Once in a while, you want to make a delicious scoop-and-serve entrée that will satisfy a large group. This Baked Chicken & Penne Casserole is perfect for one of those days.
When paired with a simply-dressed green salad, you have yourself an entire meal for 8 people.
Baked Chicken & Penne Casserole
Once in a while, you want to make a delicious scoop-and-serve entrée that will satisfy a large group. This Baked Chicken & Penne Casserole is perfect for one of those days. When paired with a simply-dressed green salad, you have yourself an entire meal for 8 people.
Ingredients
- 6-8 boneless, (skinless chicken thighs)
- 3 tsp Kosher salt, (to season the chicken thighs)
- 3 Tbsp vegetable oil
- 2 Tbsp white wine
- 3 Tbsp salted butter
- 1 large white onion, (medium dice)
- 2 cloves garlic, (finely minced)
- 2 Tbsp olive oil
- 20 oz tomato puree
- 2 tsp dried oregano
- 2 tsp red pepper flakes
- 3 tsp white granulated sugar
- ½ red bell pepper
- ½ green bell pepper
- 4-5 cups of cooked Penne pasta
- ¼ cup fresh parsley leaves, (finely sliced)
- 6 fresh basil leaves, (finely sliced)
- 1.5 cups shredded mozzarella cheese
- 1 cup shredded cheddar cheese
- ½ cup cup shredded parmesan cheese
- ¼ cup chives, (finely sliced, as garnish)
Instructions
- Season the boneless, skinless chicken thighs with Kosher salt.
- Add 3 Tbsp of vegetable oil to a large saute pan.

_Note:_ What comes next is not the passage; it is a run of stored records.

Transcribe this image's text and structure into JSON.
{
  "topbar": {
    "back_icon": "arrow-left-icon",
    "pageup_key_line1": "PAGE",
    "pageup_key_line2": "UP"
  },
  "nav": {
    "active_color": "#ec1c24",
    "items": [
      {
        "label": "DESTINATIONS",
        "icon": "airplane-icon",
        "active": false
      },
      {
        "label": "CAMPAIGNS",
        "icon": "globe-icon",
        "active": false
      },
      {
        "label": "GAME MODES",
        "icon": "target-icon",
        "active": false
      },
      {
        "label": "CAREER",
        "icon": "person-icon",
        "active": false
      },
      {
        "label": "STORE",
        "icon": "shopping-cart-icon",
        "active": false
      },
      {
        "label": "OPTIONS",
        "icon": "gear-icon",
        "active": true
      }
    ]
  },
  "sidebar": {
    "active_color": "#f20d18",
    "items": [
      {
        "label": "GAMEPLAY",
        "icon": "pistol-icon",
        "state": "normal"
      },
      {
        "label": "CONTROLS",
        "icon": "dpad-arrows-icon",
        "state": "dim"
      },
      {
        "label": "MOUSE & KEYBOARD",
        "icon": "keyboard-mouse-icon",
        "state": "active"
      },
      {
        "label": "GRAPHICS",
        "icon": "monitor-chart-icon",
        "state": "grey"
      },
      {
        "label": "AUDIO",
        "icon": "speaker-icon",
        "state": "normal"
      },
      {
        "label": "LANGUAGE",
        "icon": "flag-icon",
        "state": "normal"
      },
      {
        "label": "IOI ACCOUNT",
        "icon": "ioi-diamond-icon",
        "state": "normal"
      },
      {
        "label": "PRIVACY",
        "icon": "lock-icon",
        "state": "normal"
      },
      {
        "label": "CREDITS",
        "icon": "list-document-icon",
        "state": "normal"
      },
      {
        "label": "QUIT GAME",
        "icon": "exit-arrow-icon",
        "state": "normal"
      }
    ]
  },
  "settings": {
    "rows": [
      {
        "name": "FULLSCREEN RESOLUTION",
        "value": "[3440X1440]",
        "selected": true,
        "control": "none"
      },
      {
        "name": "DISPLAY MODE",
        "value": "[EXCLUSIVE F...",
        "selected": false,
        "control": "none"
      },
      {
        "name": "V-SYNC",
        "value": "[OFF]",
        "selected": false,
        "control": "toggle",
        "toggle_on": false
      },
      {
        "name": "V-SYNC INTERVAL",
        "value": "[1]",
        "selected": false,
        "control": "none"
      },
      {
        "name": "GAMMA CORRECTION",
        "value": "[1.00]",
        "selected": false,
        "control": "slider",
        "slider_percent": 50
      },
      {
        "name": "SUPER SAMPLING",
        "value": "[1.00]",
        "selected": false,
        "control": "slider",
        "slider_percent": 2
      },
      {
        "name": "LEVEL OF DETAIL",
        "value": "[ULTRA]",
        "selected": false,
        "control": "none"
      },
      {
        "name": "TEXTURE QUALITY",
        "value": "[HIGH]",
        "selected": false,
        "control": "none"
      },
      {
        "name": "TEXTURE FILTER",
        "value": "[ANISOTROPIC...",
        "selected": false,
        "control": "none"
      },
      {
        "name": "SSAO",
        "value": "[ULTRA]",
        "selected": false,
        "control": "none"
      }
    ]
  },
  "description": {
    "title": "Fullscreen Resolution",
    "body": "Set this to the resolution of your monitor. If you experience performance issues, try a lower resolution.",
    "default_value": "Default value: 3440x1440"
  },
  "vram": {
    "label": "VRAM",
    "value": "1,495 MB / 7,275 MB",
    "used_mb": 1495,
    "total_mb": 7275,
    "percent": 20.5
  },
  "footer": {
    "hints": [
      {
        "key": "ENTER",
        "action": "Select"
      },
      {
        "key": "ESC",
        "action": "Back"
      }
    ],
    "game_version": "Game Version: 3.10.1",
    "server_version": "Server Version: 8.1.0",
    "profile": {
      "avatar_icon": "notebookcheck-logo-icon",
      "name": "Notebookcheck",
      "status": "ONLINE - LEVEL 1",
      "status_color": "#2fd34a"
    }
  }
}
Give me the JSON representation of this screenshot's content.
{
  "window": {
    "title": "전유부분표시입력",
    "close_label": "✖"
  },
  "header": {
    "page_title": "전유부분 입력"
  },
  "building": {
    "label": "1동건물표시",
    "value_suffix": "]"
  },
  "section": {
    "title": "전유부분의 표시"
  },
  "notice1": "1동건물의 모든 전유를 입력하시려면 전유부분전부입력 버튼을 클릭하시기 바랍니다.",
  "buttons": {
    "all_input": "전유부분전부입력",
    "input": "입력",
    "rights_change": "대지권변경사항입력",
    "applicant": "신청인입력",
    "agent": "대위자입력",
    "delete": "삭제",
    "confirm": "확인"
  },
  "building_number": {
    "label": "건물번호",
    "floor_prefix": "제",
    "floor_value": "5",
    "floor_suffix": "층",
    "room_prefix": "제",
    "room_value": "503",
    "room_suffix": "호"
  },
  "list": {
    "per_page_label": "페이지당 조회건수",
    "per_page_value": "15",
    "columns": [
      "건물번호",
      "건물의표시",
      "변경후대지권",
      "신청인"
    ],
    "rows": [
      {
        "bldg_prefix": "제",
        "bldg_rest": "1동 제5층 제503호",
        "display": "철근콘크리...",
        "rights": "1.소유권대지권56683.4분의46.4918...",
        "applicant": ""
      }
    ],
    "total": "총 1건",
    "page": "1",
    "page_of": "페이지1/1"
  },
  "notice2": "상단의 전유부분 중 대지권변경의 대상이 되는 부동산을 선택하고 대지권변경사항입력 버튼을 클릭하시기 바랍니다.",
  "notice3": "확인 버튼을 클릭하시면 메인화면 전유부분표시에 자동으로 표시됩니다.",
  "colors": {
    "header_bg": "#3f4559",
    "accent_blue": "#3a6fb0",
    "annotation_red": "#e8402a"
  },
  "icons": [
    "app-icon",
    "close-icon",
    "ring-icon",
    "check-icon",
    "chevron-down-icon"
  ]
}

- Heat the oil until it is very hot, but before it is smoking.
- When the oil is very hot, quickly sear the chicken thighs on both sides until the exterior is lightly golden-brown.
- Turn off the heat, and remove the chicken from the saute pan.
- Allow the partially-cooked chicken to rest at room temperature until you are ready to bake your casserole later.
- Preheat the oven to 375F.
- Deglaze your saute pan that you used to cook the chicken with 2 Tbsp of white wine.
- Add the 3 Tbsp salted butter and the diced white onion.
- Cook on medium heat for roughly ten minutes, or until the onions are translucent.
- Add the minced garlic, olive oil, and tomato puree, and bring the contents to a simmer.
- Reduce the heat to low, and cook the sauce and vegetable mixture for roughly 20 minutes while you cook the Penne pasta.
- Cut the chicken thighs from earlier into bite-sized pieces.
- Cook roughly 24oz of Penne pasta in boiling salted water, until the pasta is cooked to al-dente, or slightly before it is completely tender and soft all of the way through.
- Drain the pasta, and add the cooked Penne pasta to the tomato sauce and vegetables.
- Stir the chicken into the Penne and sauce and vegetables.
- Stir in the fresh parsley and fresh basil.
- Grease a large casserole dish on the inside with butter.
- In the bottom of the casserole dish, add a thin layer of the Penne, chicken, sauce, and vegetable mixture.
- Top with a thin layer of some shredded mozzarella, cheddar, and parmesan cheese.
- Add another layer of the Penne, chicken, sauce, and vegetable mixture on top of the cheese.
- Top with more shredded cheese.
- Repeat this process until you have run out of the pasta mixture and the cheeses.
- Bake in the oven at 375F for roughly 25 minutes, or until the cheese is bubbly on top and the casserole is very hot in the center.
- Remove the casserole from the oven, and allow to rest for roughly 10 minutes before serving, as it will be incredibly hot.
- Serve the casserole on plates or in bowls, and garnish each serving with some finely sliced fresh chives.
Notes
This dish tastes wonderful when reheated in the oven or microwave.